Referment are working closely with a top multi-strategy hedge fund who are looking to onboard a Senior SRE to develop and drive SRE practices, standards, and processes across its Platform group. This role will ensure the reliability and scalability of trading systems and production environments on both cloud and on-prem platforms, collaborating with DevOps and Cloud teams.
Responsibilities:
* Promote and implement SRE best practices and processes.
* Document systems, processes, and incident post-mortems.
* Mentor teams on SRE principles and automation.
* Implement observability and monitoring (Prometheus, Grafana, AWS CloudWatch).
* Define reliability standards for Kubernetes and cloud environments.
* Automate deployment pipelines and health checks.

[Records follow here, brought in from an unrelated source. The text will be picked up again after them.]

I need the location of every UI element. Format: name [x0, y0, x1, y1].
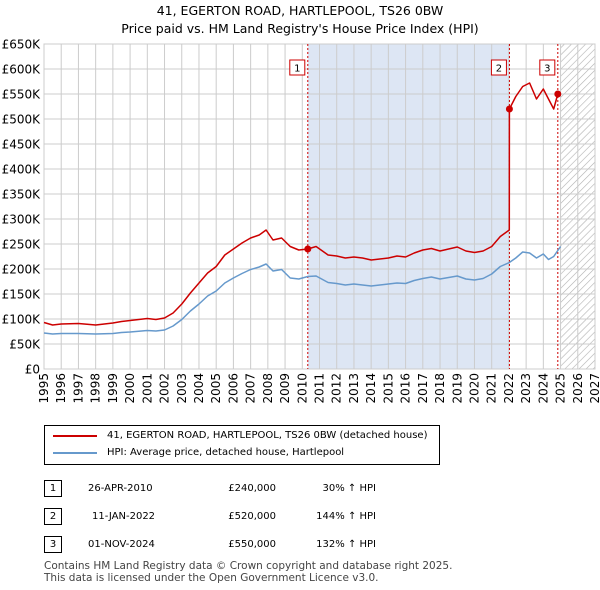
y-tick-label: £450K [2, 138, 42, 152]
footer-copyright: Contains HM Land Registry data © Crown c… [44, 560, 453, 572]
chart-title: 41, EGERTON ROAD, HARTLEPOOL, TS26 0BW [156, 3, 444, 18]
y-tick-label: £350K [2, 188, 42, 202]
sale-point [304, 245, 312, 253]
y-tick-label: £200K [2, 263, 42, 277]
x-tick-label: 2013 [347, 373, 361, 404]
x-tick-label: 2016 [399, 373, 413, 404]
y-tick-label: £50K [9, 338, 41, 352]
price-chart: 1 2 3 £0 £50K £100K £150K £200K £250K £300K £350K £… [2, 38, 600, 404]
x-tick-label: 2010 [295, 373, 309, 404]
sale-label: 2 [496, 64, 502, 75]
transaction-number: 1 [44, 479, 62, 497]
x-tick-label: 2024 [536, 373, 550, 404]
legend-swatch-hpi [53, 452, 97, 454]
x-tick-label: 2001 [140, 373, 154, 404]
legend: 41, EGERTON ROAD, HARTLEPOOL, TS26 0BW (… [44, 425, 440, 465]
legend-label-hpi: HPI: Average price, detached house, Hart… [107, 447, 345, 458]
sale-point [554, 90, 562, 98]
hpi-line [43, 246, 562, 335]
x-tick-label: 2004 [192, 373, 206, 404]
y-tick-label: £100K [2, 313, 42, 327]
x-tick-label: 2000 [123, 373, 137, 404]
x-tick-label: 2019 [450, 373, 464, 404]
y-tick-label: £150K [2, 288, 42, 302]
table-row: 1 26-APR-2010 £240,000 30% ↑ HPI [44, 474, 376, 502]
transaction-hpi: 144% ↑ HPI [316, 510, 376, 522]
x-tick-label: 2021 [485, 373, 499, 404]
x-tick-label: 2009 [278, 373, 292, 404]
y-tick-label: £600K [2, 63, 42, 77]
x-tick-label: 1998 [89, 373, 103, 404]
transaction-date: 01-NOV-2024 [88, 538, 155, 550]
table-row: 2 11-JAN-2022 £520,000 144% ↑ HPI [44, 502, 376, 530]
y-tick-label: £500K [2, 113, 42, 127]
x-tick-label: 1996 [54, 373, 68, 404]
plot-frame [43, 43, 596, 370]
x-tick-label: 2018 [433, 373, 447, 404]
transaction-date: 26-APR-2010 [88, 482, 153, 494]
x-tick-label: 2012 [330, 373, 344, 404]
legend-label-price-paid: 41, EGERTON ROAD, HARTLEPOOL, TS26 0BW (… [107, 430, 428, 441]
sale-label: 3 [544, 64, 550, 75]
table-row: 3 01-NOV-2024 £550,000 132% ↑ HPI [44, 530, 376, 558]
transaction-number: 2 [44, 507, 62, 525]
sale-label-box [490, 59, 507, 76]
x-tick-label: 2007 [244, 373, 258, 404]
sale-point [505, 105, 513, 113]
sale-label-box [539, 59, 556, 76]
x-tick-label: 1999 [106, 373, 120, 404]
transaction-price: £550,000 [228, 538, 276, 550]
chart-subtitle: Price paid vs. HM Land Registry's House … [121, 21, 479, 36]
x-tick-label: 2020 [467, 373, 481, 404]
x-tick-label: 2011 [313, 373, 327, 404]
y-tick-label: £550K [2, 88, 42, 102]
transaction-price: £240,000 [228, 482, 276, 494]
sale-label-box [289, 59, 306, 76]
x-tick-label: 2008 [261, 373, 275, 404]
y-tick-label: £650K [2, 38, 42, 52]
sale-label: 1 [294, 64, 300, 75]
footer-licence: This data is licensed under the Open Gov… [44, 572, 379, 584]
x-tick-label: 2003 [175, 373, 189, 404]
legend-swatch-price-paid [53, 435, 97, 437]
x-tick-label: 2002 [158, 373, 172, 404]
transaction-hpi: 132% ↑ HPI [316, 538, 376, 550]
y-tick-label: £0 [25, 363, 40, 377]
x-tick-label: 2025 [554, 373, 568, 404]
footer: Contains HM Land Registry data © Crown c… [44, 560, 452, 584]
y-tick-label: £400K [2, 163, 42, 177]
transaction-number: 3 [44, 535, 62, 553]
transaction-date: 11-JAN-2022 [92, 510, 156, 522]
x-tick-label: 2023 [519, 373, 533, 404]
shaded-region [307, 44, 510, 369]
x-tick-label: 2006 [226, 373, 240, 404]
x-tick-label: 2005 [209, 373, 223, 404]
x-tick-label: 2017 [416, 373, 430, 404]
price-paid-line [43, 82, 561, 326]
y-tick-label: £300K [2, 213, 42, 227]
x-tick-label: 2022 [502, 373, 516, 404]
transaction-price: £520,000 [228, 510, 276, 522]
x-tick-label: 1995 [37, 373, 51, 404]
y-tick-label: £250K [2, 238, 42, 252]
x-tick-label: 2026 [571, 373, 585, 404]
x-tick-label: 2014 [364, 373, 378, 404]
transactions-table: 1 26-APR-2010 £240,000 30% ↑ HPI 2 11-JA… [44, 474, 376, 558]
x-tick-label: 2027 [588, 373, 600, 404]
x-tick-label: 1997 [71, 373, 85, 404]
x-tick-label: 2015 [381, 373, 395, 404]
transaction-hpi: 30% ↑ HPI [322, 482, 376, 494]
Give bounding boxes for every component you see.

* Monitor infrastructure metrics and proactively resolve issues.
* Foster a "reliability by default" approach to software delivery.
Tech Stack:
* Languages : Python, Java, NodeJS, Shell
* Cloud : AWS
* CI/CD : TeamCity, Jenkins, Octopus
* Containers : Kubernetes, Docker
* Monitoring : Prometheus, Grafana, Sentry, CloudWatch
Requirements:
* 5+ years in SRE or related roles with complex distributed systems.
* Bachelor’s degree or equivalent in computer science/engineering.
* Proficiency with Kubernetes, cloud platforms (AWS), and SRE tools.
* Strong scripting skills (Python, Bash, Go).
* Experience with CI/CD, DevOps, and automation.
* Excellent troubleshooting, problem-solving, and communication skills.
Desireable:
* Experience in high-throughput/low-latency environments.
* AWS, Azure, or GCP certifications.
* Open-source contributions or Chaos Engineering experience.